Callaghan, J; Craufurd, D; Acharya, T; Dürr, A; Leavitt, B R; Roos, R A C; Langbehn, D R; Stout, J C; Tabrizi, S J
September 2010
Journal of Neurology, Neurosurgery & Psychiatry;Sep2010 Supp, Vol. 81, pA30
Academic Journal
Background TRACK-HD is a multi-centre, longitudinal study investigating a range of motor, cognitive, neuropsychiatric and imaging measures as potential biomarkers for clinical trials in Huntington's disease (HD). The neuropsychiatric battery includes the Frontal Systems Behaviour Scale (FrSBe), a 46-item scale measuring behaviours associated with damage to the frontal lobes of the brain. In addition to subjects rating their own behaviour on the FrSBe, companions also rated subjects' behaviour.

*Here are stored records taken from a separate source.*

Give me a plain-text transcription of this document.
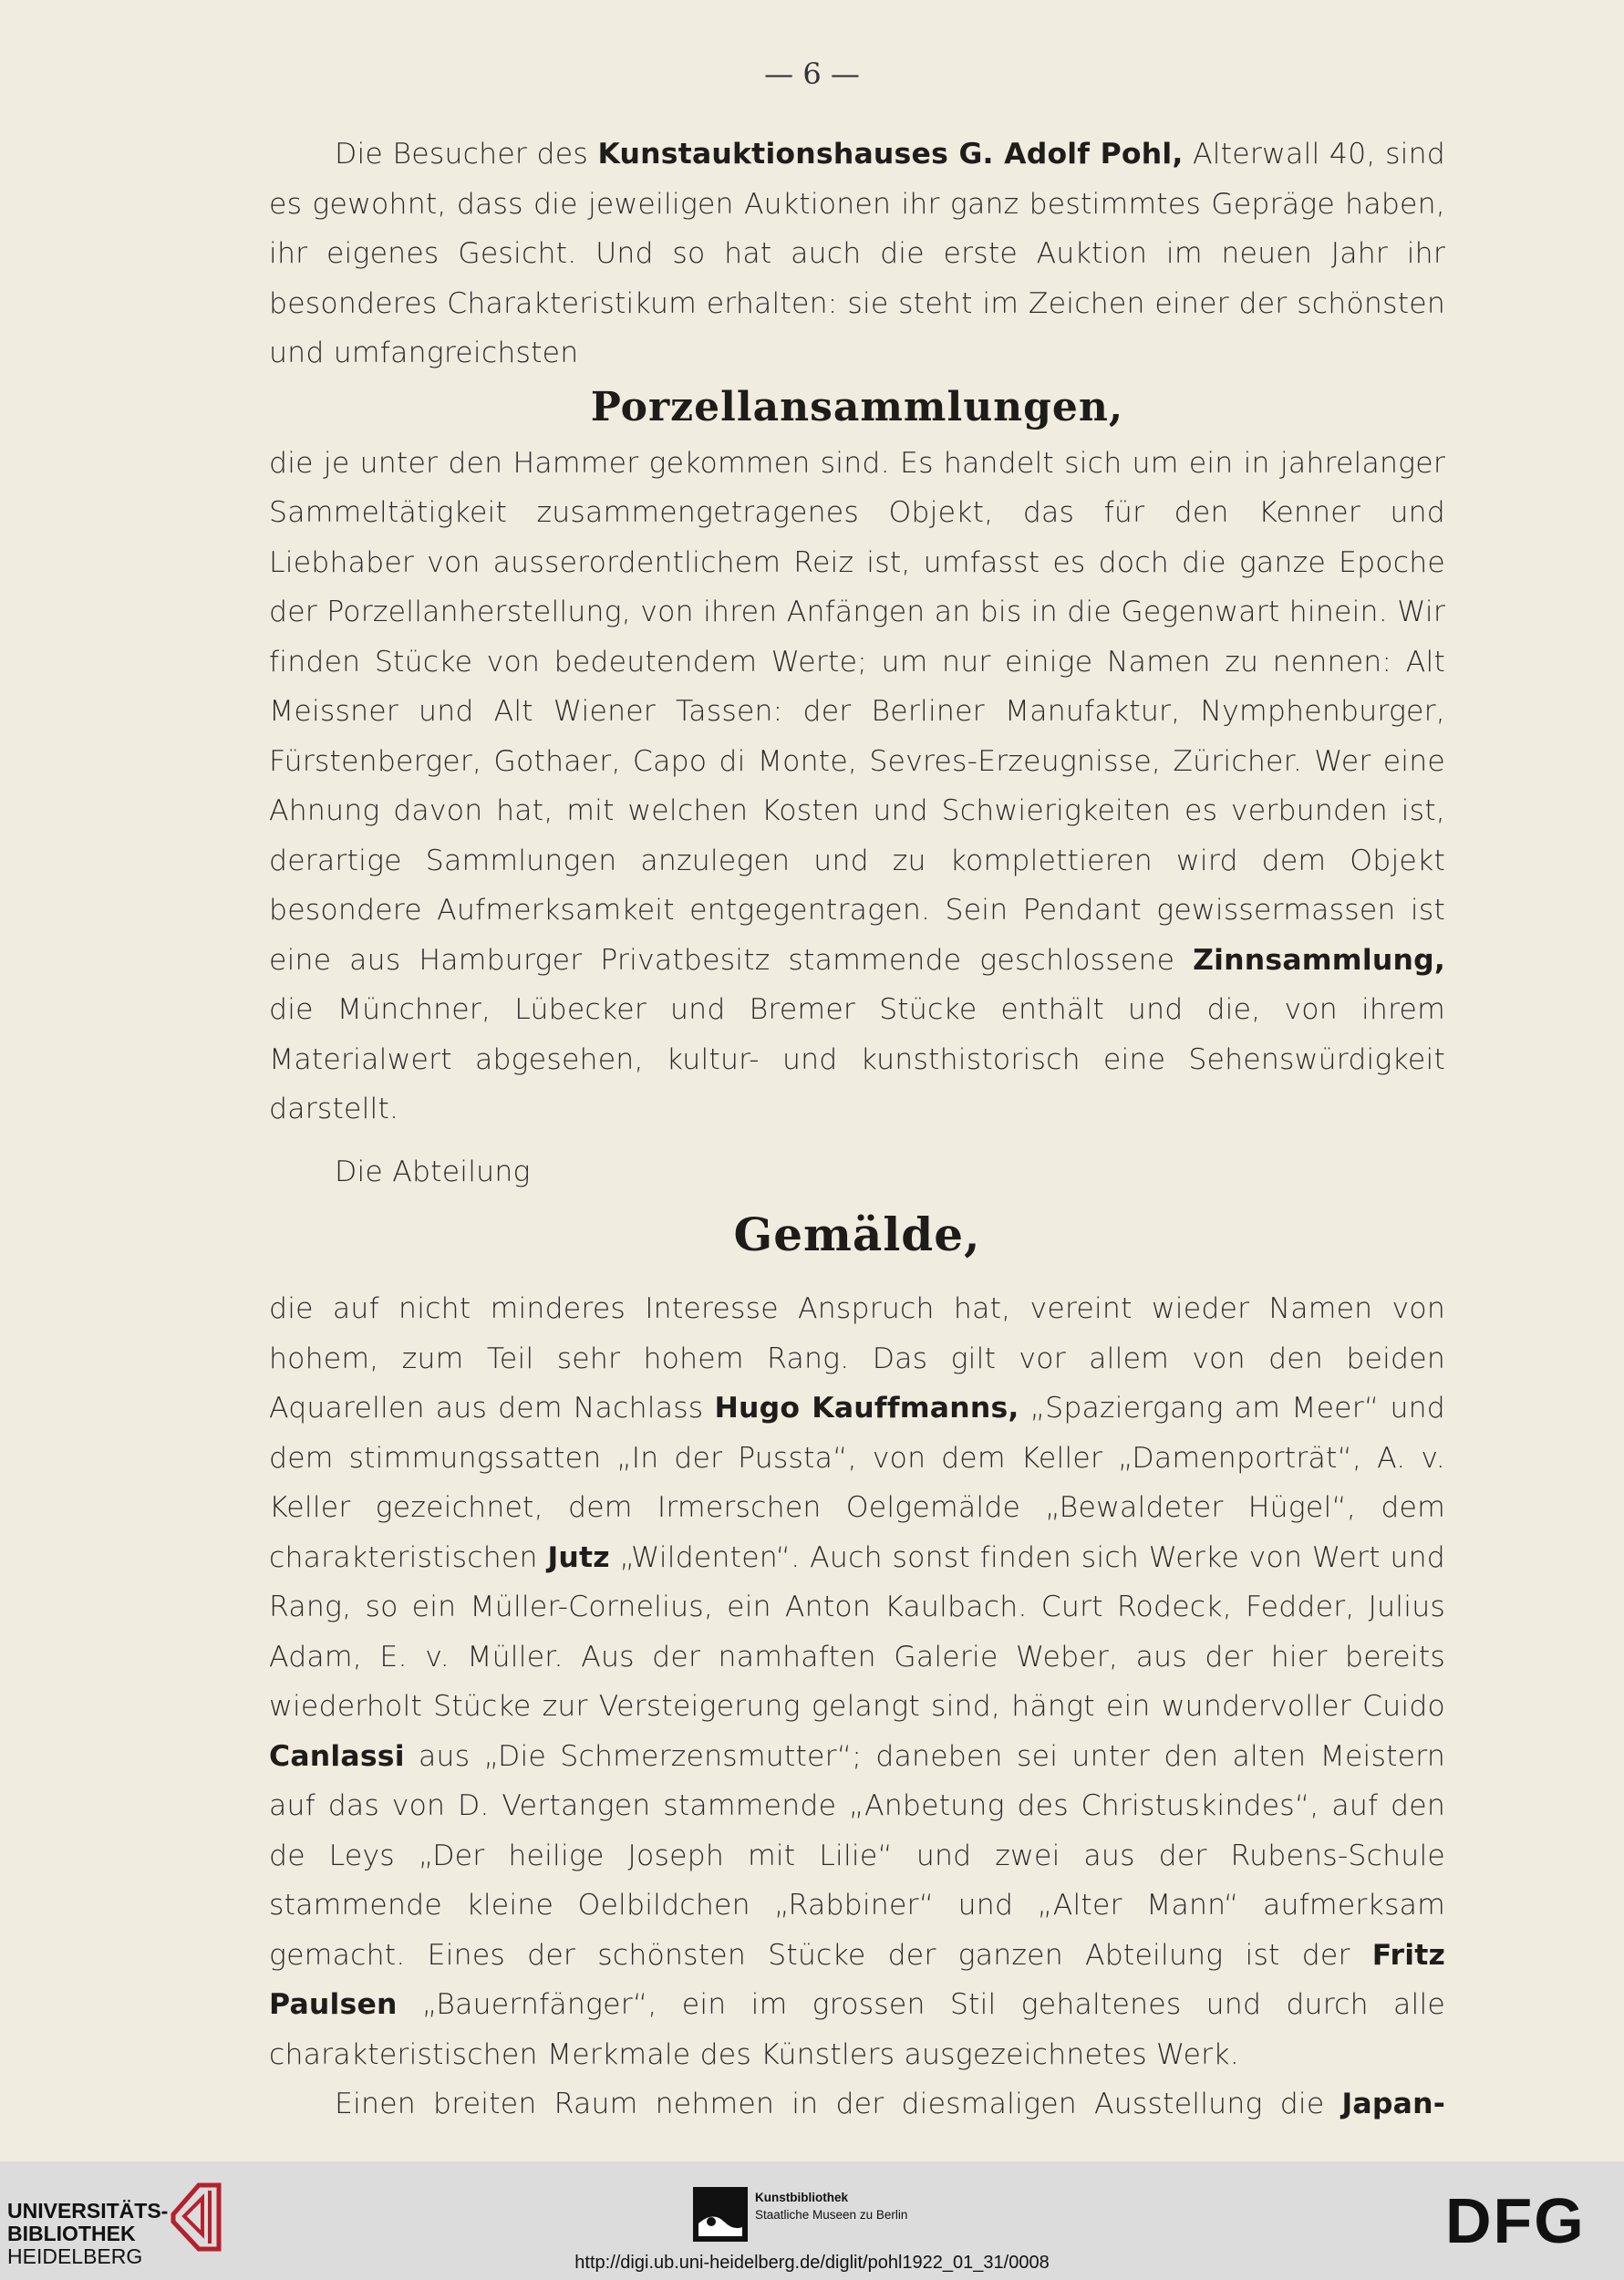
— 6 —

Die Besucher des Kunstauktionshauses G. Adolf Pohl, Alterwall 40, sind es gewohnt, dass die jeweiligen Auktionen ihr ganz bestimmtes Gepräge haben, ihr eigenes Gesicht. Und so hat auch die erste Auktion im neuen Jahr ihr besonderes Charakteristikum erhalten: sie steht im Zeichen einer der schönsten und umfangreichsten

Porzellansammlungen,

die je unter den Hammer gekommen sind. Es handelt sich um ein in jahrelanger Sammeltätigkeit zusammengetragenes Objekt, das für den Kenner und Liebhaber von ausserordentlichem Reiz ist, umfasst es doch die ganze Epoche der Porzellanherstellung, von ihren Anfängen an bis in die Gegenwart hinein. Wir finden Stücke von bedeutendem Werte; um nur einige Namen zu nennen: Alt Meissner und Alt Wiener Tassen: der Berliner Manufaktur, Nymphenburger, Fürstenberger, Gothaer, Capo di Monte, Sevres-Erzeugnisse, Züricher. Wer eine Ahnung davon hat, mit welchen Kosten und Schwierigkeiten es verbunden ist, derartige Sammlungen anzulegen und zu komplettieren wird dem Objekt besondere Aufmerksamkeit entgegentragen. Sein Pendant gewissermassen ist eine aus Hamburger Privatbesitz stammende geschlossene Zinnsammlung, die Münchner, Lübecker und Bremer Stücke enthält und die, von ihrem Materialwert abgesehen, kultur- und kunsthistorisch eine Sehenswürdigkeit darstellt.

Die Abteilung

Gemälde,

die auf nicht minderes Interesse Anspruch hat, vereint wieder Namen von hohem, zum Teil sehr hohem Rang. Das gilt vor allem von den beiden Aquarellen aus dem Nachlass Hugo Kauffmanns, „Spaziergang am Meer“ und dem stimmungssatten „In der Pussta“, von dem Keller „Damenporträt“, A. v. Keller gezeichnet, dem Irmerschen Oelgemälde „Bewaldeter Hügel“, dem charakteristischen Jutz „Wildenten“. Auch sonst finden sich Werke von Wert und Rang, so ein Müller-Cornelius, ein Anton Kaulbach. Curt Rodeck, Fedder, Julius Adam, E. v. Müller. Aus der namhaften Galerie Weber, aus der hier bereits wiederholt Stücke zur Versteigerung gelangt sind, hängt ein wundervoller Cuido Canlassi aus „Die Schmerzensmutter“; daneben sei unter den alten Meistern auf das von D. Vertangen stammende „Anbetung des Christuskindes“, auf den de Leys „Der heilige Joseph mit Lilie“ und zwei aus der Rubens-Schule stammende kleine Oelbildchen „Rabbiner“ und „Alter Mann“ aufmerksam gemacht. Eines der schönsten Stücke der ganzen Abteilung ist der Fritz Paulsen „Bauernfänger“, ein im grossen Stil gehaltenes und durch alle charakteristischen Merkmale des Künstlers ausgezeichnetes Werk.

Einen breiten Raum nehmen in der diesmaligen Ausstellung die Japan-

UNIVERSITÄTS-
BIBLIOTHEK
HEIDELBERG
Kunstbibliothek
Staatliche Museen zu Berlin	DFG
http://digi.ub.uni-heidelberg.de/diglit/pohl1922_01_31/0008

This provided an opportunity to investigate HD patients' insight into their behaviour by studying discrepancies between subject and companion ratings. Method 225 TRACK-HD subjects (62 premanifest gene carriers far from onset, 52 near to onset, 70 stage 1 HD and 41 stage 2 HD) completed the FrSBe. In addition, 164 companions (77 of premanifest subjects and 87 of early HD subjects) rated subjects' behaviour with the FrSBe. Results Companion ratings indicate a worsening of FrSBe scores with disease progression, especially in subjects with manifest HD. In contrast, subjects' self ratings did not show the same deterioration in FrSBe scores across the pre-HD and stage 1 subgroups, with the biggest discrepancy between subject and companion ratings at stage 1 HD. Surprisingly, self-ratings of stage 2 subjects were markedly worse than those at stage 1, almost eliminating this discrepancy between companion and self-ratings. Companion FrSBe ratings correlated more strongly with objective measures of cognitive and behavioural function than did subjects own ratings. Conclusion The existence of a discrepancy between companion and subjects' own ratings using the FrSBe in stage 1 HD but not in those with more advanced disease suggests that denial (as a psychological defence mechanism) is a more likely explanation than a loss of insight secondary to cognitive impairment.